Verpackungen. Eine weitere Alu-Quelle sind Verpackungen wie z. B. von Kaffee, Deckel von Milchprodukten, Dosen oder aluminiumbeschichtete Innenverpackungen. Unter normalen Bedingungen wird dadurch nur ein Bruchteil des Aluminiums übertragen. Wie viel Leichtmetall sich aber tatsächlich löst, hängt v. a. vom pH-Wert des Produkts und der daraus folgenden Gefahr für die schützende Oxidschicht ab. Hutter: „Es konnte gezeigt werden, dass aus der AluFolie Aluminium in säure- und salzhaltige Lebensmittel übergehen kann.“ Das BMG rät daher, beim Zubereiten und Aufbewahren von stark säurehaltigen Lebensmitteln (z.

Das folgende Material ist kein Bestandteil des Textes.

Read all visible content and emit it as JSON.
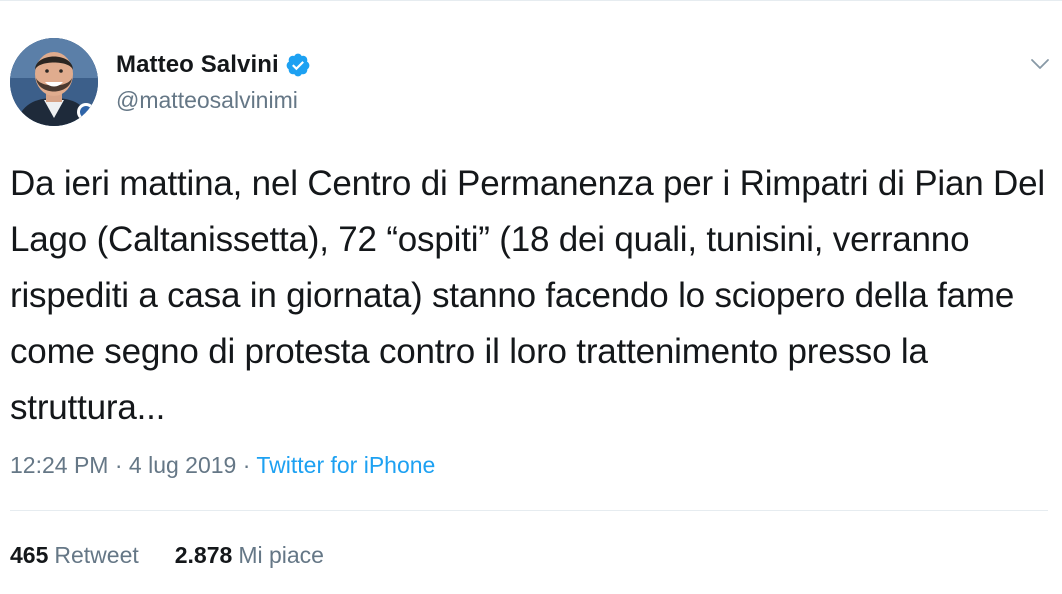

B. Tomatensauce, Apfelmus etc.) keine Alu-Folie zu verwenden.

Kosmetika. Aluminium steckt auch in kosmetischen Produkten. Die Nase vorn haben hier Deodorants, die den schweißhemmenden Wirkstoff Aluminiumchlorid enthalten. „Es konnte ermittelt werden, dass schon durch die einmalige Deo-Anwendung pro Tag die wöchentlich tolerierbare Aufnahmemenge ausgeschöpft werden kann“, so Hutter. Bis heute gibt es zwar keinen wissenschaftlichen Beleg, dafür aber fundierte Vermutungen, dass dieser Inhaltsstoff Brustkrebs auslösen kann. Das BMG empfiehlt nicht umsonst den Umstieg auf aluminiumfreie Deos und weist darauf hin, dass aluminiumhaltige Antitranspirantien v. a. nicht auf frisch rasierter oder verletzter Haut aufgebracht werden sollten.

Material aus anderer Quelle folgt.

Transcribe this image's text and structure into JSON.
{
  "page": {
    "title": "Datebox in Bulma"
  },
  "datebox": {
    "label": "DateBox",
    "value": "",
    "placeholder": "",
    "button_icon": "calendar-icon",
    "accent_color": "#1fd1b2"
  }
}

Arzneimittel. Aluminiumhaltige Medikamente werden v. a. zur symptomatischen Behandlung von Übersäuerung bei Sodbrennen verschrieben (Antazida) oder sind z. T. rezeptfrei in der Apotheke erhältlich. Aluminium wirkt in hohen Dosen toxisch, wodurch es – vor allem bei Langzeitanwendung oder bei Niereninsuffizienz – in Gehirn und Knochen eingelagert werden kann. Da es (nicht auszuschließende) Indizien gibt, die auf den Zusammenhang von Aluminium und Alzheimer deuten, rät das BMG dazu, Ärzte und Apotheker nach Alternativen zu aluminiumhaltigen Medikamenten zur Neutralisierung der Magensäure zu fragen.